Over the years, cast members (and more than a few guests) have mistakenly believed that “Master Gracey” was the master of the Disney Haunted House attraction—thanks to a tombstone in the graveyard written by X Atencio, Imagineer and show writer for the attraction, that declares: “Master Gracey, laid to rest, no mourning please, at his request.” (pictured above)
Its been said that the aging “Dorian Grey” style portrait is a representation of “Master Gracey” or that the hanging man in the stretching gallery is the “master.” None of those assumptions were intended by the original Imagineers, but these legends are so in trenched in Disney lore that Cast Members are known to place a rose on Master Gracey's tomb from time to time. Even the craprrific live-action movie staring Eddie Murphey, and based on the Disney attraction, tried to make the lore officially part of the story. (If you haven't seen this movie, don't).
In truth, X Atencio was using the turn of the century, term “master” (as in a boy too young to be called “mister”) to offer a tribute to His fellow Imagineer, the boyish Yale Gracey.
Gracey was called an “Illusioner” in the days before the term “Imagineer” was coined. But for those who worked with him, Yale’s love of magic and the creation of unusual effects made him a modern Merlin the magician. His work can be seen through out the many classic Disney attractions.
Of course, his most famous work comes from when he was teamed up with Rolly Crump to assist Ken Anderson and later X Atencio, Marc Davis and Claude Coats with telling the story of a haunted New Orleans mansion. Unfortunately, many of the most fantastic (and never re-created) effects that Gracey and Crump developed were never used in the attraction when it was changed from a walk-through event (with more time for guests to see an effect evolve) to a moving vehicle, which meant the animation had to be short cycled because it could not be determined whether a guest would see the beginning, middle or end of the cycle of action.

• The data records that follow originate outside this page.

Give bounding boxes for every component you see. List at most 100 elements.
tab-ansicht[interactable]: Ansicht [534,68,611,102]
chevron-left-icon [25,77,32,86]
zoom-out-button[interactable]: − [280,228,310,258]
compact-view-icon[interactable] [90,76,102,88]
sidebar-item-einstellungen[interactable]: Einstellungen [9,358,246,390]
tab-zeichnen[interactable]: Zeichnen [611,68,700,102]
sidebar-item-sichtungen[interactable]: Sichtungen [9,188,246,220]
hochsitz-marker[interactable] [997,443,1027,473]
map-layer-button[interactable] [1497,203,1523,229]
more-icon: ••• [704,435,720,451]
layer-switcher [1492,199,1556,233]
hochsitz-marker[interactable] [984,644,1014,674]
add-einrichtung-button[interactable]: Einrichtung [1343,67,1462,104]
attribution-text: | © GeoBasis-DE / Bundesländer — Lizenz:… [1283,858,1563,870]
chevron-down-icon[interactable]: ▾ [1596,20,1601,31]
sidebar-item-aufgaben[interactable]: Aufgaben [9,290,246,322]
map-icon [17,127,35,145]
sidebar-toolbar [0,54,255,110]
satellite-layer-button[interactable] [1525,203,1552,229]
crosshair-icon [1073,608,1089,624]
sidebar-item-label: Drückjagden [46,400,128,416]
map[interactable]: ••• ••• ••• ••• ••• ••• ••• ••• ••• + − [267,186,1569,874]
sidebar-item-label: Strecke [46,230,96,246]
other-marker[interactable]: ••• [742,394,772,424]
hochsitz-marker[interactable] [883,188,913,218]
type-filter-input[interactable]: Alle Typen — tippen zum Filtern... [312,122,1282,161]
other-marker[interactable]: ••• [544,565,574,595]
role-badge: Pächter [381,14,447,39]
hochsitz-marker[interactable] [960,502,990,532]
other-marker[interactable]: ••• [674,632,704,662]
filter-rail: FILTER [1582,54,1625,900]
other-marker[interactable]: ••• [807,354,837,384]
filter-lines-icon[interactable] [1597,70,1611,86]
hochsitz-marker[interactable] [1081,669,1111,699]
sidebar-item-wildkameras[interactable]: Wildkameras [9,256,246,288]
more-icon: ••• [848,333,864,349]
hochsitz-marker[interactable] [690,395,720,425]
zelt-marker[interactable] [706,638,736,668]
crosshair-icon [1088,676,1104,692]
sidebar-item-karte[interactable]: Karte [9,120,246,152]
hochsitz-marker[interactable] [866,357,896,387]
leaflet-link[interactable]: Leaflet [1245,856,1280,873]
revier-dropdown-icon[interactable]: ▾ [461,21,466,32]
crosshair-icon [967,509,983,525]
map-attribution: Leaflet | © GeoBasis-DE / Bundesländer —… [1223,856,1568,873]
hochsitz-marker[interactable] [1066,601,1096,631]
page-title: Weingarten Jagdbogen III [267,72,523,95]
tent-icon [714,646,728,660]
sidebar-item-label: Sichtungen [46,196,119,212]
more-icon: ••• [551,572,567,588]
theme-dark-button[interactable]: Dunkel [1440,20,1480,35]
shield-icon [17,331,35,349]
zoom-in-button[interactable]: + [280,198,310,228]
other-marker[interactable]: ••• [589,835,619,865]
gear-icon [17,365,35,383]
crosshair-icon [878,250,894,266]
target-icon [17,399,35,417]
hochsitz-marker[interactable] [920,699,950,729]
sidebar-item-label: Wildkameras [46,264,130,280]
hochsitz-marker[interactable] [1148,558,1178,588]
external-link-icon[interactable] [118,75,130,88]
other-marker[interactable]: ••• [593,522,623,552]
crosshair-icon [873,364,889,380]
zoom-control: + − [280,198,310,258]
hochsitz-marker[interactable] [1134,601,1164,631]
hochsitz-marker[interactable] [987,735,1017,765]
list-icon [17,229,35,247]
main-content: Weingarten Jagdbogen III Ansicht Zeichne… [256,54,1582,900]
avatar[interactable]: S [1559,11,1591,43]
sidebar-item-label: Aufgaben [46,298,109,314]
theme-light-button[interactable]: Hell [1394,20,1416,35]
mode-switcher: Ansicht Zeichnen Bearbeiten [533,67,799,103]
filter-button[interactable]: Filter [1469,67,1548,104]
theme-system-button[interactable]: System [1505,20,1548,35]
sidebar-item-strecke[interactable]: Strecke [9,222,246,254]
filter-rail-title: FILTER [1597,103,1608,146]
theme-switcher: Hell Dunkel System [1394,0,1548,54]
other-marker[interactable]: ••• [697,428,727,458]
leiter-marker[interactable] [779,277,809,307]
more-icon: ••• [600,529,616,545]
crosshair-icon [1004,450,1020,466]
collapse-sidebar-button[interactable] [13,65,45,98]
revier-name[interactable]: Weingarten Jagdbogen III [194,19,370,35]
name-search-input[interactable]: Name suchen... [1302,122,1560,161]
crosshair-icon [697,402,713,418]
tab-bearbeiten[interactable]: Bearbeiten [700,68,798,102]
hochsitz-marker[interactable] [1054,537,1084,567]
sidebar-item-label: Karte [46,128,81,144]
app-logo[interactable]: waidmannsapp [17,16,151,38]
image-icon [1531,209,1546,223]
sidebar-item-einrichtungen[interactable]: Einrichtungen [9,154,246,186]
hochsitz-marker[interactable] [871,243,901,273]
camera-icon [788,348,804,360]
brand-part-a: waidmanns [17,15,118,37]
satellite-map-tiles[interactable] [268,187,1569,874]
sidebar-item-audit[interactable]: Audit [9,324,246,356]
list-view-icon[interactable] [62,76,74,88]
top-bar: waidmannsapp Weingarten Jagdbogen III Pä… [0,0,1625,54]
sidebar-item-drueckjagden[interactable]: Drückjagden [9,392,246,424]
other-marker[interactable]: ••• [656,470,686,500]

Imagineer Bob Gurr, who was instrumental in the design of the omnimover system which eventually carried guests through the Haunted Mansion, recalls working with Gracey in an interview with "The E Ticket" magazine: "Yale was always at the studio. He'd literally sit in his room and fiddle with stuff, and occasionally invent something. Walt was totally happy with that... Yale was good at figuring out physical gags. Then somebody working on a project would find a way to weave Yale's gag into their show story. He would often have things on the shelf that we could use later."